In reversible reacton, one direction is endothermic and the other is exothermic. The enregy transferred from the surroundings is equal to that released back, for example thermal decmposition of hydrated copper sulfate is endothermic in the forward reaction and exothermic backwards:

• hydrated copper sulfate <-> anhydrous copper sulfate + water.

If you heat blue hydrated copper (II) sulfate crystals, it drives the water off and leaves white anhdrous coper (II) sulfate powder, this is endothermic. If you then add a couple of drops of water you get the blue crystals back, this is exothermic.
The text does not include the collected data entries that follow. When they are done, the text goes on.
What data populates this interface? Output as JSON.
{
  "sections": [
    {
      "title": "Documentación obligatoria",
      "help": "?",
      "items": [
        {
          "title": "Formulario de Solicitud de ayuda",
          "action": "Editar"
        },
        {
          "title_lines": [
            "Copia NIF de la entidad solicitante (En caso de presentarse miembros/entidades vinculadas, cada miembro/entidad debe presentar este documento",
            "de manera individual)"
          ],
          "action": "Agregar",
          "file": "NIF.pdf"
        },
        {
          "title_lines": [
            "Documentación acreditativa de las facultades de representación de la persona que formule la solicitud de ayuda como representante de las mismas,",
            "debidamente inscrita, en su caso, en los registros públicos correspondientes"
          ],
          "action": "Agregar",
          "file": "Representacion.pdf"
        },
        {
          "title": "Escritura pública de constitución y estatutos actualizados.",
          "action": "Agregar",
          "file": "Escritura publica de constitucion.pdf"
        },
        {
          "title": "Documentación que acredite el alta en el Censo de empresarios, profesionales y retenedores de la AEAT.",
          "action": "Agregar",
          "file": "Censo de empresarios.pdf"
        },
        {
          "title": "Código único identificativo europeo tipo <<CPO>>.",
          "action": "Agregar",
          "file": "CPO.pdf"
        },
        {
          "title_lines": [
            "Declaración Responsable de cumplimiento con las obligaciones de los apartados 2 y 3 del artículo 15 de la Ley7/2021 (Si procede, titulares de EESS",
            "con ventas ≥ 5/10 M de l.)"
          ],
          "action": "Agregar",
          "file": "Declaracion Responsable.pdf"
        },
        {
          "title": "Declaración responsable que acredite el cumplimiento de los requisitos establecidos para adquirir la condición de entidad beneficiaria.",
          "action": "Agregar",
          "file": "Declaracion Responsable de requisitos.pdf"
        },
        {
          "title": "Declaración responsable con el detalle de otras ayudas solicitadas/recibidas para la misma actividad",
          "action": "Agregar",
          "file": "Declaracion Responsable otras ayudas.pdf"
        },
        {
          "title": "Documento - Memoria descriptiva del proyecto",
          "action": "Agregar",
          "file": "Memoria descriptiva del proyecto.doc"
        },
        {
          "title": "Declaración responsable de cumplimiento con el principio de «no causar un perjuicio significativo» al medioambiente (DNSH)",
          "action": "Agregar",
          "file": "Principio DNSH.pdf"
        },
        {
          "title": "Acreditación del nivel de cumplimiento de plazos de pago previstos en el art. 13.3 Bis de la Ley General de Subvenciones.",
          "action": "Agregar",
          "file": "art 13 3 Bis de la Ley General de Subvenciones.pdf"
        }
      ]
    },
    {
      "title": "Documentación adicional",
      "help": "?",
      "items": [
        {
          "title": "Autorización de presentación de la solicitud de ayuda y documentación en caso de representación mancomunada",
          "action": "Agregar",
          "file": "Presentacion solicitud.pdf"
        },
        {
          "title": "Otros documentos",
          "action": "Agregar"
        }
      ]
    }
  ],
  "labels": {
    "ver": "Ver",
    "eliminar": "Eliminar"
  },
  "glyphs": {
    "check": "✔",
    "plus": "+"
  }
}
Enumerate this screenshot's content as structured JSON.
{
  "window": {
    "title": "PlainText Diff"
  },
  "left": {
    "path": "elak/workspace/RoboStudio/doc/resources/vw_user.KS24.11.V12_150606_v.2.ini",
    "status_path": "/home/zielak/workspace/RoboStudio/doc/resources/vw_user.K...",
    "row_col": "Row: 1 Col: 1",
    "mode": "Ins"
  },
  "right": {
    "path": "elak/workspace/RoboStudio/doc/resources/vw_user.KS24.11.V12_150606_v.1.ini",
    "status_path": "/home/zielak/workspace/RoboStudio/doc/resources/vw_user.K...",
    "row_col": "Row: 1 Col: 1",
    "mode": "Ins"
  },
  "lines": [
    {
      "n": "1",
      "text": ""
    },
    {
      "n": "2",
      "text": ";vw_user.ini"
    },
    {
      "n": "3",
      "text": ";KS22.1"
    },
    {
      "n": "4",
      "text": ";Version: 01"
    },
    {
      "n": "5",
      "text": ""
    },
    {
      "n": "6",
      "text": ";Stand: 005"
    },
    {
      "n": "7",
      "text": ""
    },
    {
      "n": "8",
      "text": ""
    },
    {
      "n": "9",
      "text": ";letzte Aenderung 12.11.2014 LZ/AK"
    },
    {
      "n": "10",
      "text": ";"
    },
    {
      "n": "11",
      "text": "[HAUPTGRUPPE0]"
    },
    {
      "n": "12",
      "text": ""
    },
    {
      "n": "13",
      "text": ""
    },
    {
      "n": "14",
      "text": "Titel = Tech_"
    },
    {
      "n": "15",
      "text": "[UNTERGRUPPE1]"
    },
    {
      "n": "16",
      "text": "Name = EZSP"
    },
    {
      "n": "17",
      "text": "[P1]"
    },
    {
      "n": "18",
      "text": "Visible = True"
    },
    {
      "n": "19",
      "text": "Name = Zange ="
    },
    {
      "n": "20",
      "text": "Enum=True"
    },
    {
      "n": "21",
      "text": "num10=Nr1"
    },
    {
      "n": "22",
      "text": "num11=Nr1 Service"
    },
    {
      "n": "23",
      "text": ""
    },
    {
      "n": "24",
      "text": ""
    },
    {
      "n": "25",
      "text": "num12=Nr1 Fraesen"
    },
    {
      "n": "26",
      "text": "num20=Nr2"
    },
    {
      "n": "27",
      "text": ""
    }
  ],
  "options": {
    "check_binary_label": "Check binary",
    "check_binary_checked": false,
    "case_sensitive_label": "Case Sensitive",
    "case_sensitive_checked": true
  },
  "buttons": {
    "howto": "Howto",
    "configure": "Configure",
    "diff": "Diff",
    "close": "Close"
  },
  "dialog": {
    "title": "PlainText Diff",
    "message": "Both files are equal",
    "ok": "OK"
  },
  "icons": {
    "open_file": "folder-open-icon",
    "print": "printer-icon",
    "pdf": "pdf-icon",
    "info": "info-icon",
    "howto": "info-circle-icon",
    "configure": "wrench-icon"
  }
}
Le Chatelier's principle is the idea that if you change the conditions of a reversible reaction at equillibrium, the system will try to counteract that change. It can be used to predict the effect of any change you make to a sytem:

• Change in temperature - If you decrease the temperature, the equillibrium will will move in the exothemic direction to produce more heat, therfore you will get more products for the exothermic reaction and fewer products for the endothermic reaction. If you increase the temperaute the reaction will shift to the endothermic direction.
• Change in pressure - If you increase the pressure, the equillibrium tries to reduce it and moves to the direction where there are fewer molecules (use the balanced symbol equation and observe which side has the greatest number of each molecule (the big number)). If you decrease the pressure, equillibrium tries to increase it and moves to where there are more molecules.
• Change in concentration - Changing the concentration will take the reaction out of equillibrium, so the system tries to counteract this. If you increase the concentration of the reactans the sytem tries to decease it by making more products. If you increase the concentration of products, it reduces the amount of reactants.